Man-in-the-Middle Attacks against Machine Learning Classifiers via Malicious Generative Models
This addresses security vulnerabilities in machine learning systems for practitioners, though it is incremental as it builds on existing adversarial attack methods.
The paper tackles the problem of Man-in-the-Middle attacks on deep neural network classifiers by using malicious generative models, specifically a VAE decoder, to craft adversarial examples on the fly, achieving over 95% success rate on MNIST and CIFAR10 datasets and being 104 times faster than query-optimisation attacks.

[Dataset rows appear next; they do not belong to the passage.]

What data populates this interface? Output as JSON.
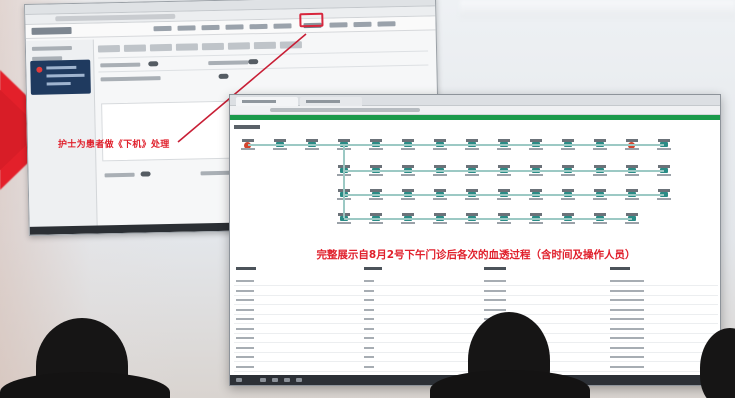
{
  "annotation": {
    "label": "护士为患者做《下机》处理",
    "color": "#e0202c"
  },
  "caption": {
    "text": "完整展示自8月2号下午门诊后各次的血透过程（含时间及操作人员）",
    "color": "#e0202c"
  },
  "colors": {
    "highlight_box": "#d7263d",
    "progress_green": "#1b9a4b",
    "node_teal": "#2a8c86",
    "node_red": "#d2452f",
    "panel_dark": "#1f3a5f"
  },
  "icons": {
    "pointer": "arrow-line",
    "start_node": "red-circle-icon",
    "step_node": "teal-monitor-icon"
  }
}
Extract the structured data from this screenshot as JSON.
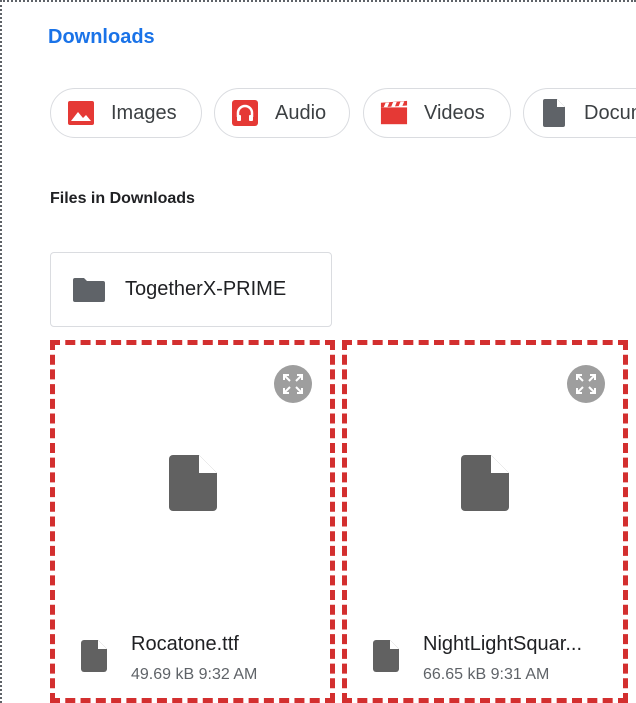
{
  "breadcrumb": {
    "title": "Downloads"
  },
  "chips": [
    {
      "label": "Images",
      "icon": "image-icon",
      "color": "#e53935"
    },
    {
      "label": "Audio",
      "icon": "headphones-icon",
      "color": "#e53935"
    },
    {
      "label": "Videos",
      "icon": "clapperboard-icon",
      "color": "#e53935"
    },
    {
      "label": "Documents",
      "icon": "document-icon",
      "color": "#5f6368"
    }
  ],
  "section": {
    "title": "Files in Downloads"
  },
  "folder": {
    "name": "TogetherX-PRIME",
    "icon": "folder-icon"
  },
  "files": [
    {
      "name": "Rocatone.ttf",
      "size": "49.69 kB",
      "time": "9:32 AM"
    },
    {
      "name": "NightLightSquar...",
      "size": "66.65 kB",
      "time": "9:31 AM"
    }
  ],
  "colors": {
    "accent": "#1a73e8",
    "highlight": "#d32f2f",
    "icon_gray": "#5f6368"
  }
}
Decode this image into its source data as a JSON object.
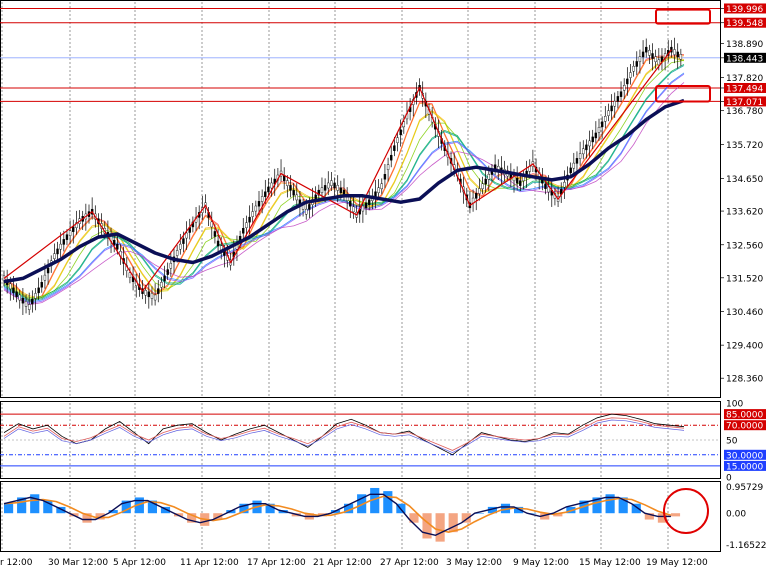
{
  "chart_data": [
    {
      "type": "line",
      "panel": "price",
      "instrument_note": "",
      "ylim": [
        127.8,
        140.2
      ],
      "y_ticks": [
        "139.996",
        "139.548",
        "138.890",
        "138.443",
        "137.820",
        "137.494",
        "137.071",
        "136.780",
        "135.720",
        "134.650",
        "133.620",
        "132.560",
        "131.520",
        "130.460",
        "129.400",
        "128.360"
      ],
      "current_price": "138.443",
      "horizontal_levels": [
        {
          "label": "139.996",
          "value": 139.996,
          "color": "#d40000"
        },
        {
          "label": "139.548",
          "value": 139.548,
          "color": "#d40000"
        },
        {
          "label": "137.494",
          "value": 137.494,
          "color": "#d40000"
        },
        {
          "label": "137.071",
          "value": 137.071,
          "color": "#d40000"
        }
      ],
      "price_path_points": [
        131.5,
        131.0,
        130.6,
        131.3,
        132.2,
        132.8,
        133.3,
        133.6,
        133.0,
        132.5,
        131.6,
        131.1,
        130.9,
        131.7,
        132.5,
        133.2,
        133.8,
        132.6,
        132.0,
        133.0,
        133.7,
        134.3,
        134.8,
        134.2,
        133.6,
        134.2,
        134.5,
        134.2,
        133.5,
        133.9,
        134.4,
        135.6,
        136.6,
        137.5,
        136.5,
        135.6,
        134.8,
        133.8,
        134.4,
        135.0,
        134.8,
        134.5,
        135.1,
        134.4,
        134.0,
        134.9,
        135.5,
        136.0,
        136.7,
        137.3,
        138.1,
        138.7,
        138.3,
        138.7,
        138.4
      ],
      "ma_thick": [
        131.4,
        131.5,
        131.8,
        132.1,
        132.5,
        132.8,
        132.9,
        132.6,
        132.3,
        132.1,
        132.0,
        132.2,
        132.5,
        132.8,
        133.2,
        133.6,
        133.9,
        134.0,
        134.1,
        134.1,
        134.0,
        133.9,
        134.0,
        134.5,
        134.9,
        135.0,
        134.9,
        134.8,
        134.7,
        134.6,
        134.7,
        135.1,
        135.6,
        136.0,
        136.5,
        136.9,
        137.1
      ],
      "levels_markers": [
        {
          "label": "box-upper",
          "value": 139.77
        },
        {
          "label": "box-lower",
          "value": 137.28
        }
      ]
    },
    {
      "type": "line",
      "panel": "oscillator",
      "ylim": [
        0,
        100
      ],
      "y_ticks": [
        "100",
        "85.0000",
        "70.0000",
        "50",
        "30.0000",
        "15.0000",
        "0"
      ],
      "levels": [
        85,
        70,
        30,
        15
      ],
      "series": [
        {
          "values": [
            60,
            72,
            65,
            70,
            55,
            45,
            50,
            65,
            75,
            60,
            45,
            65,
            70,
            72,
            60,
            50,
            58,
            65,
            70,
            60,
            50,
            40,
            55,
            72,
            78,
            70,
            60,
            58,
            62,
            50,
            40,
            30,
            45,
            60,
            55,
            50,
            48,
            52,
            60,
            58,
            70,
            80,
            85,
            83,
            78,
            72,
            70,
            68
          ]
        },
        {
          "values": [
            55,
            68,
            62,
            66,
            52,
            48,
            53,
            62,
            70,
            58,
            50,
            60,
            66,
            68,
            58,
            52,
            56,
            62,
            66,
            58,
            52,
            45,
            55,
            68,
            74,
            68,
            60,
            58,
            60,
            52,
            44,
            36,
            46,
            58,
            55,
            52,
            50,
            52,
            58,
            57,
            66,
            76,
            80,
            79,
            75,
            70,
            68,
            66
          ]
        }
      ]
    },
    {
      "type": "bar",
      "panel": "macd",
      "ylim": [
        -1.16522,
        0.95729
      ],
      "y_ticks": [
        "0.95729",
        "0.00",
        "-1.16522"
      ],
      "histogram": [
        0.3,
        0.5,
        0.6,
        0.4,
        0.2,
        -0.1,
        -0.3,
        -0.2,
        0.1,
        0.4,
        0.5,
        0.4,
        0.2,
        -0.1,
        -0.3,
        -0.4,
        -0.2,
        0.1,
        0.3,
        0.4,
        0.3,
        0.1,
        -0.1,
        -0.2,
        -0.1,
        0.1,
        0.3,
        0.6,
        0.8,
        0.7,
        0.3,
        -0.3,
        -0.8,
        -0.9,
        -0.6,
        -0.3,
        0.0,
        0.2,
        0.3,
        0.2,
        0.0,
        -0.2,
        -0.1,
        0.2,
        0.4,
        0.5,
        0.6,
        0.5,
        0.3,
        -0.2,
        -0.3,
        -0.1
      ],
      "signal": [
        0.3,
        0.4,
        0.5,
        0.4,
        0.2,
        0.0,
        -0.2,
        -0.2,
        0.0,
        0.3,
        0.4,
        0.4,
        0.2,
        0.0,
        -0.2,
        -0.3,
        -0.2,
        0.0,
        0.2,
        0.3,
        0.3,
        0.1,
        0.0,
        -0.1,
        -0.1,
        0.0,
        0.2,
        0.4,
        0.6,
        0.6,
        0.3,
        -0.2,
        -0.6,
        -0.7,
        -0.5,
        -0.3,
        0.0,
        0.1,
        0.2,
        0.2,
        0.0,
        -0.1,
        0.0,
        0.2,
        0.3,
        0.4,
        0.5,
        0.5,
        0.3,
        0.0,
        -0.1,
        -0.1
      ]
    }
  ],
  "x_axis": {
    "labels": [
      "r 12:00",
      "30 Mar 12:00",
      "5 Apr 12:00",
      "11 Apr 12:00",
      "17 Apr 12:00",
      "21 Apr 12:00",
      "27 Apr 12:00",
      "3 May 12:00",
      "9 May 12:00",
      "15 May 12:00",
      "19 May 12:00"
    ]
  },
  "colors": {
    "accent_red": "#d40000",
    "ma_thick": "#0b0f56",
    "bar_up": "#1e90ff",
    "bar_down": "#f4a582",
    "signal": "#0b0f56",
    "signal2": "#f28b20",
    "blue_level": "#1f3fff",
    "osc_black": "#000000",
    "osc_red": "#e06060",
    "osc_blue": "#6060e0"
  },
  "icons": {
    "annotation-circle": "circle-outline",
    "annotation-boxes": "rect-outline"
  }
}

Deep Neural Networks (DNNs) are vulnerable to deliberately crafted adversarial examples. In the past few years, many efforts have been spent on exploring query-optimisation attacks to find adversarial examples of either black-box or white-box DNN models, as well as the defending countermeasures against those attacks. In this work, we explore vulnerabilities of DNN models under the umbrella of Man-in-the-Middle (MitM) attacks, which has not been investigated before. From the perspective of an MitM adversary, the aforementioned adversarial example attacks are not viable anymore. First, such attacks must acquire the outputs from the models by multiple times before actually launching attacks, which is difficult for the MitM adversary in practice. Second, such attacks are one-off and cannot be directly generalised onto new data examples, which decreases the rate of return for the attacker. In contrast, using generative models to craft adversarial examples on the fly can mitigate the drawbacks. However, the adversarial capability of the generative models, such as Variational Auto-Encoder (VAE), has not been extensively studied. Therefore, given a classifier, we investigate using a VAE decoder to either transform benign inputs to their adversarial counterparts or decode outputs from benign VAE encoders to be adversarial examples. The proposed method can endue more capability to MitM attackers. Based on our evaluation, the proposed attack can achieve above 95% success rate on both MNIST and CIFAR10 datasets, which is better or comparable with state-of-the-art query-optimisation attacks. At the meantime, the attack is 104 times faster than the query-optimisation attacks.